TAVİZLER BAŞLIYOR
Yunanistan her fırsat bulduğunda Girit’in kendisine katılmasını (Enosis) isterken, aynı şekilde Girit Rumları da Yunanistan’a ilhakı gündem etmekteydiler. İşin ilginç tarafı ise 1821 yılına ait kayıtlardan anlaşıldığına göre adada 129 bin Hıristiyan’a karşılık 160 bin Müslüman’ın bulunuyor olmasıdır.
Yunanlıların adaya yolladıkları papaz ve öğretmenlerin kışkırtmaları sonucunda Ağustos 1866’da adada büyük bir isyan çıktı ve Rumlar kendilerine geçici bir hükümet kurarak, Girit’in Yunanistan’a bağlandığını ilan ettiler. Sonuçta bu isyan hareketi Osmanlı’nın ciddi tavizler verdiği bir nizamname hazırlamasıyla yatışır gibi oldu. Ayrıca büyük devletlerin o günkü çıkar uyuşmazlıklarının da isyanın sonuçlandırılmasında büyük etkileri vardır.
Osmanlı’nın tavizler verdiği nizamnamenin ardından iyice şımaran Rumlar, 1877– 1878 Osmanlı– Rus savaşı sırasında devletin içinde bulunduğu güç durumdan faydalanarak tekrar isyan etmişlerdir.

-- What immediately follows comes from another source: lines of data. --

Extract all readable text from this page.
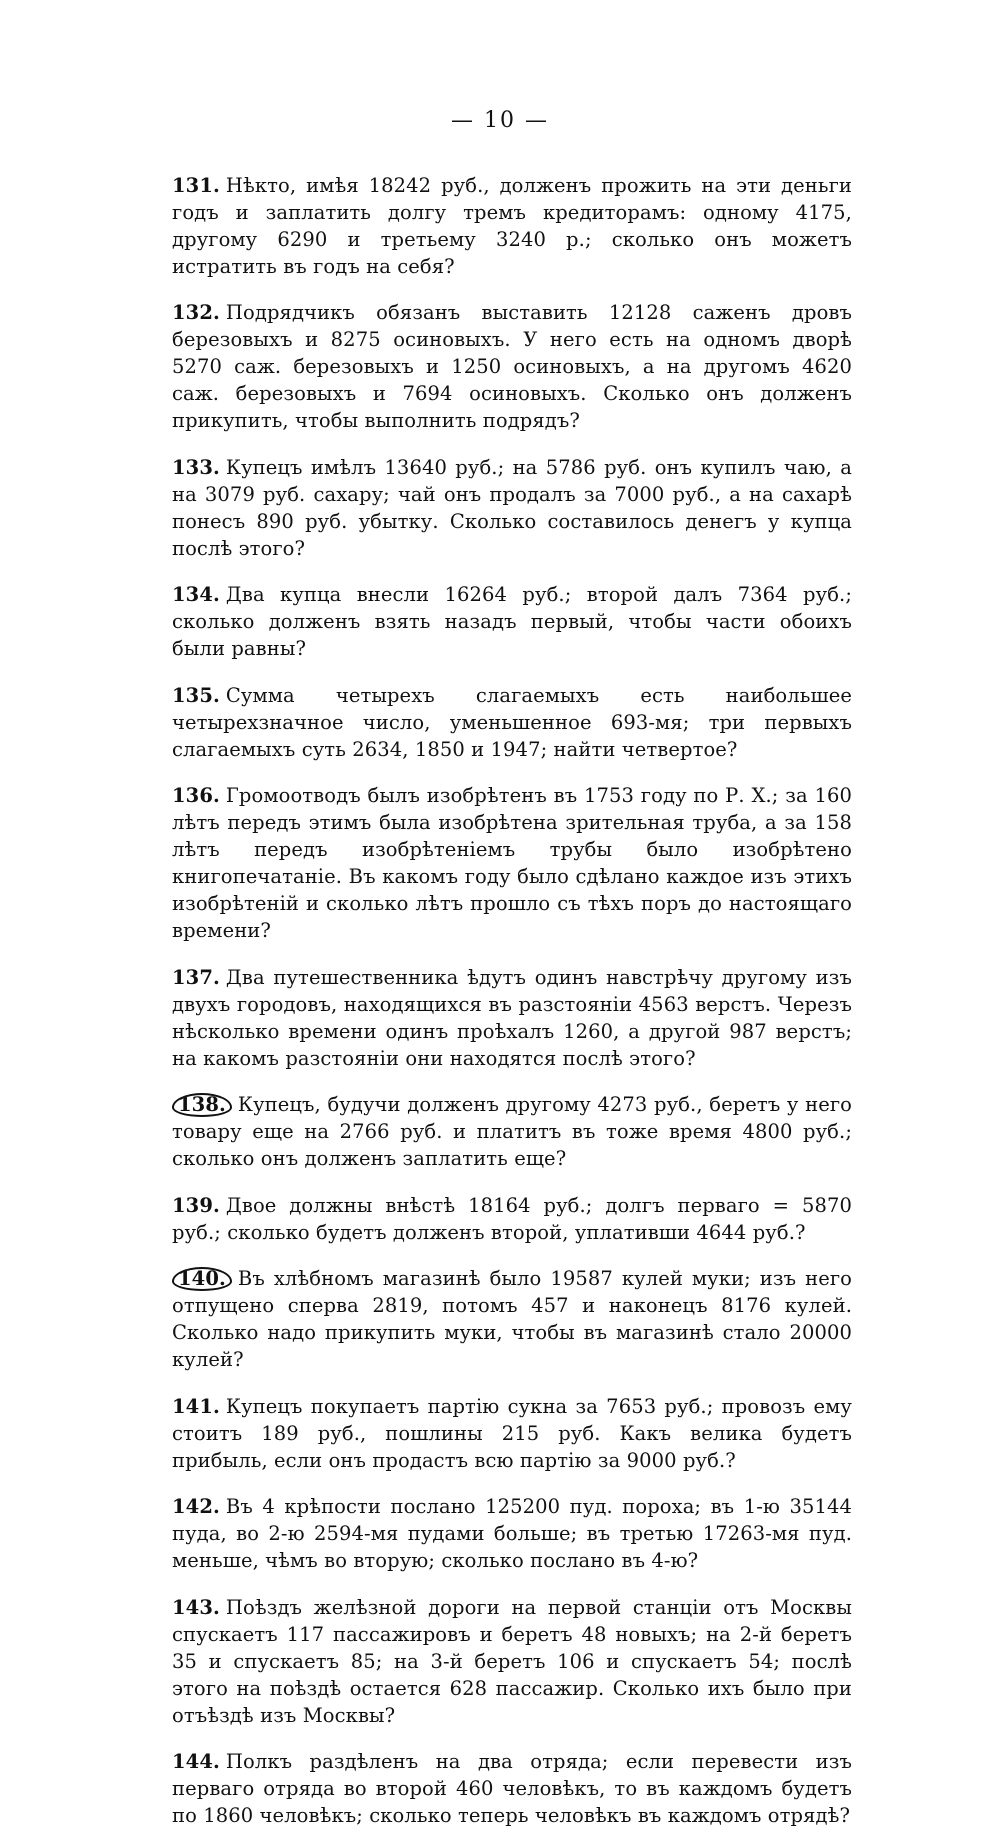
— 10 —

131. Нѣкто, имѣя 18242 руб., долженъ прожить на эти деньги годъ и заплатить долгу тремъ кредиторамъ: одному 4175, другому 6290 и третьему 3240 р.; сколько онъ можетъ истратить въ годъ на себя?

132. Подрядчикъ обязанъ выставить 12128 саженъ дровъ березовыхъ и 8275 осиновыхъ. У него есть на одномъ дворѣ 5270 саж. березовыхъ и 1250 осиновыхъ, а на другомъ 4620 саж. березовыхъ и 7694 осиновыхъ. Сколько онъ долженъ прикупить, чтобы выполнить подрядъ?

133. Купецъ имѣлъ 13640 руб.; на 5786 руб. онъ купилъ чаю, а на 3079 руб. сахару; чай онъ продалъ за 7000 руб., а на сахарѣ понесъ 890 руб. убытку. Сколько составилось денегъ у купца послѣ этого?

134. Два купца внесли 16264 руб.; второй далъ 7364 руб.; сколько долженъ взять назадъ первый, чтобы части обоихъ были равны?

135. Сумма четырехъ слагаемыхъ есть наибольшее четырехзначное число, уменьшенное 693-мя; три первыхъ слагаемыхъ суть 2634, 1850 и 1947; найти четвертое?

136. Громоотводъ былъ изобрѣтенъ въ 1753 году по Р. X.; за 160 лѣтъ передъ этимъ была изобрѣтена зрительная труба, а за 158 лѣтъ передъ изобрѣтеніемъ трубы было изобрѣтено книгопечатаніе. Въ какомъ году было сдѣлано каждое изъ этихъ изобрѣтеній и сколько лѣтъ прошло съ тѣхъ поръ до настоящаго времени?

137. Два путешественника ѣдутъ одинъ навстрѣчу другому изъ двухъ городовъ, находящихся въ разстояніи 4563 верстъ. Черезъ нѣсколько времени одинъ проѣхалъ 1260, а другой 987 верстъ; на какомъ разстояніи они находятся послѣ этого?

138. Купецъ, будучи долженъ другому 4273 руб., беретъ у него товару еще на 2766 руб. и платитъ въ тоже время 4800 руб.; сколько онъ долженъ заплатить еще?

139. Двое должны внѣстѣ 18164 руб.; долгъ перваго = 5870 руб.; сколько будетъ долженъ второй, уплативши 4644 руб.?

140. Въ хлѣбномъ магазинѣ было 19587 кулей муки; изъ него отпущено сперва 2819, потомъ 457 и наконецъ 8176 кулей. Сколько надо прикупить муки, чтобы въ магазинѣ стало 20000 кулей?

141. Купецъ покупаетъ партію сукна за 7653 руб.; провозъ ему стоитъ 189 руб., пошлины 215 руб. Какъ велика будетъ прибыль, если онъ продастъ всю партію за 9000 руб.?

142. Въ 4 крѣпости послано 125200 пуд. пороха; въ 1-ю 35144 пуда, во 2-ю 2594-мя пудами больше; въ третью 17263-мя пуд. меньше, чѣмъ во вторую; сколько послано въ 4-ю?

143. Поѣздъ желѣзной дороги на первой станціи отъ Москвы спускаетъ 117 пассажировъ и беретъ 48 новыхъ; на 2-й беретъ 35 и спускаетъ 85; на 3-й беретъ 106 и спускаетъ 54; послѣ этого на поѣздѣ остается 628 пассажир. Сколько ихъ было при отъѣздѣ изъ Москвы?

144. Полкъ раздѣленъ на два отряда; если перевести изъ перваго отряда во второй 460 человѣкъ, то въ каждомъ будетъ по 1860 человѣкъ; сколько теперь человѣкъ въ каждомъ отрядѣ?
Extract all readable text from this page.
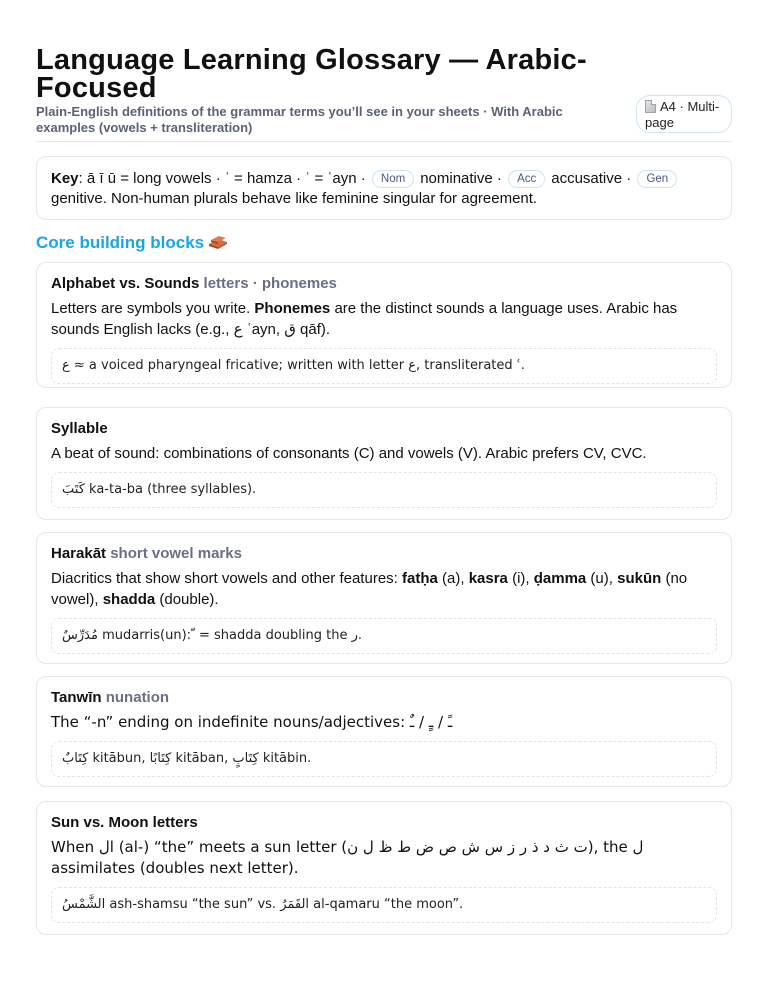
Language Learning Glossary — Arabic-Focused
Plain-English definitions of the grammar terms you’ll see in your sheets · With Arabic examples (vowels + transliteration)
A4 · Multi-page
Key: ā ī ū = long vowels · ʾ = hamza · ʿ = ʿayn · Nom nominative · Acc accusative · Gengenitive. Non-human plurals behave like feminine singular for agreement.
Core building blocks
Alphabet vs. Sounds letters · phonemes
Letters are symbols you write. Phonemes are the distinct sounds a language uses. Arabic has sounds English lacks (e.g., ع ʿayn, ق qāf).
ع ≈ a voiced pharyngeal fricative; written with letter ع, transliterated ʿ.
Syllable
A beat of sound: combinations of consonants (C) and vowels (V). Arabic prefers CV, CVC.
كَتَبَ ka-ta-ba (three syllables).
Harakāt short vowel marks
Diacritics that show short vowels and other features: fatḥa (a), kasra (i), ḍamma (u), sukūn (no vowel), shadda (double).
مُدَرِّسٌ mudarris(un): ّ = shadda doubling the ر.
Tanwīn nunation
The “-n” ending on indefinite nouns/adjectives: ـً / ـٍ / ـٌ
كِتَابٌ kitābun, كِتَابًا kitāban, كِتَابٍ kitābin.
Sun vs. Moon letters
When ال (al-) “the” meets a sun letter (ت ث د ذ ر ز س ش ص ض ط ظ ل ن), the ل assimilates (doubles next letter).
الشَّمْسُ ash-shamsu “the sun” vs. القَمَرُ al-qamaru “the moon”.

Durumdan istifade etmek isteyen Rusya, savaşı bitiren Ayastafanos andlaşmasına Girit’teki isyan durumunu ekleyerek, acil çözüm için çeşitli ıslahatlar önermekten geri durmamıştır. Böylece devletlerarası bir boyut kazanan Girit meselesi ayrıca İngiliz Rus rekabetinin de çarpışma noktası olmuştur. Rus baskınlığını kaldıramayan İngiltere konuyu daha da uzatarak Berlin Konferansına taşımıştır. Sorun artık tamamen gerçek çözümden uzak ve çıkar hesaplarının yapıldığı mecralara doğru kaymaya başlamıştır. Tabi bundan en büyük zararı gören devlet ise Girit üzerindeki hakimiyeti günden güne zayıflayan Osmanlı idi. Büyük devletlerin baskısı altında söyleneni yapmaktan başka çaresi kalmayan Osmanlı 9 Eylül 1878’de olağanüstü komiser unvanıyla Gazi Ahmet Muhtar Paşa’yı adaya göndermişti. Gazi Ahmet Muhtar Paşa, yabancı devletlerin konsolosluklarının denetiminde isyancılarla 23 Ekim 1878’de Halepa Sözleşmesi’ni imzalayarak, Girit’e verilen tavizleri kat be kat artırmıştır. Bu şekilde Girit Osmanlı’dan kopmaya gittikçe yaklaşan ve Osmanlı için ağırlaşan bir konuma gelmişti.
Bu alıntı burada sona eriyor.